Grant me the indulgence of a blog about blogs. I have been working recently in a field which overlaps with the area of philosophy that has come to be called “speculative realism.” The exact content of speculative realism need not concern us for long. Suffice it to say that it is an area of philosophy which, coming after the anti-realism evinced by those concerned with issues like texts and discourse, is trying to move back to realism, but of a different kind from the variants that have gone before. Most importantly, it wants to speculate about the nature of a reality that exists independently of human thought and humanity more broadly, a reality that exists outside human perception. This current of thought parallels a key effort of modern geography, my alma mater; the struggle to come to terms with what is called, variously, the environment or ecology or nature, a world which clearly intersects with the “social,” but can never be reduced to it.
Enough said. I am not trying to claim that everyone should be interested in the niceties of the debate that has unfolded (although, if they are, the writings of Graham Harman or Isabelle Stengers are a good place to start, as are collections like Bryant, Srnicek, and Harmans’s The Speculative Turn). Rather, I want to use it as an example of a recent development in how academe communicates with itself. For one thing that I have found really interesting about the turn to speculative realism is that is has clearly been fuelled by online communities which have turned above all to blogs as an important means of swapping material, revealing first thoughts, and making revisions. I doubt that the growth of speculative realism would have been so insistent without these communities scattered all over the world, or so rapid. Why?
First, they are a key preserve of particular communities like postgraduates and early career researchers, not least because so much activity can go on below the radar, so to speak, outside the attention of the kind of disciplinary policing that journals and other institutions tend to impose.
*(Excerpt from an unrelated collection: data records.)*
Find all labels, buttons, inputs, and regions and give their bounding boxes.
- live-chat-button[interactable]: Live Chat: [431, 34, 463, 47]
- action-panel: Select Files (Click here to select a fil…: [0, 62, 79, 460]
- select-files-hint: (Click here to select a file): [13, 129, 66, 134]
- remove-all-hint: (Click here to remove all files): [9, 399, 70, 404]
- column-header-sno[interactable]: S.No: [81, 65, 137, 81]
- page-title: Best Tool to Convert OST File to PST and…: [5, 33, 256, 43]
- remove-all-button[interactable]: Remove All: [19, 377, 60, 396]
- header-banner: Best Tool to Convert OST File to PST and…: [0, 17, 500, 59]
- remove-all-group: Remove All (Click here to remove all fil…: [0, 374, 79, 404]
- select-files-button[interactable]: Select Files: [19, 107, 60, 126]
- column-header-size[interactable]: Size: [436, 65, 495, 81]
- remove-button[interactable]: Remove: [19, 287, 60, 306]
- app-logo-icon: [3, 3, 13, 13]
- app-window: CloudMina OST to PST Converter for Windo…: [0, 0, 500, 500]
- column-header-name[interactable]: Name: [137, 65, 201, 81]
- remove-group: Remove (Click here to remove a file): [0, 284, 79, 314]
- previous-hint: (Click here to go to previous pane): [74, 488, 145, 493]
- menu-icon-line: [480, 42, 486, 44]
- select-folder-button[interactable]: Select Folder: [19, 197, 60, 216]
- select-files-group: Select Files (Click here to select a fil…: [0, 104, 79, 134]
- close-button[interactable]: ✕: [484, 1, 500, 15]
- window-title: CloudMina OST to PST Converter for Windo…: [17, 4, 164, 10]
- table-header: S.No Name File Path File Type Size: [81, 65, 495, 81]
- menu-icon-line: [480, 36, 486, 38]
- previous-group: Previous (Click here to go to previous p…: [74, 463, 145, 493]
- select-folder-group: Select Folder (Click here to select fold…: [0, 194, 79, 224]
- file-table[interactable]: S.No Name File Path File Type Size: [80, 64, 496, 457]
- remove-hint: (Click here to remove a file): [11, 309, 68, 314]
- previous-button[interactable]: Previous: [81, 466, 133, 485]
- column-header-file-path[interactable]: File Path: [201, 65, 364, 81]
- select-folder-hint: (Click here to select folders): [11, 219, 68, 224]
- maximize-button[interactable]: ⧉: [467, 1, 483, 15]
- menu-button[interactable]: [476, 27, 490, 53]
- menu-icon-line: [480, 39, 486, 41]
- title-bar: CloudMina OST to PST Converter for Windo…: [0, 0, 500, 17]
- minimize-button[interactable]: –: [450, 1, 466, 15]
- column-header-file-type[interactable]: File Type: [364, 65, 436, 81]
Second, they are a means for established figures to communicate in a different and more immediate register and often to become more prominent more quickly than might otherwise be the case.
Third, they are a much easier means of importing material from other disciplines, in ways which might be frowned upon if the material was to appear in formal outlets (I think that this is one of the ways that the work of philosophical fellow travellers like Latour was able to make its way into continental philosophy).
Fourth, they allow all manner of researchers to communicate with each other, establish reading groups and the like, often concerning intellectual alleyways which might prove of the greatest importance. There is real debate.
Fifth, new material reaches an audience much more rapidly than it would through the normal means of communication.
So did these blogs have an effect? I think that they did. In the case of speculative realism, they allowed the field to agglomerate more quickly than it otherwise would and to gain momentum faster than it otherwise would have. Get enough people to feel that they are in on something and they will want to diffuse it outwards. I think that they have also produced a field which is more heterodox than might otherwise have been the case, more willing to draw on traditions which were not avowedly philosophical: they contributed to an interdisciplinary formation which has one foot in philosophy but another in all manner of intellectual communities.
In other words, this chapter in intellectual history shows how a new variant of communication can have formative effects, and in fascinating ways. As a result of it and similar episodes in other fields, I am now quite sure that archiving the Internet is a worthwhile activity for intellectual historians of the future because, when the problem is reasonably well-specified, blogs can show communities worrying away at the issues in all but real time.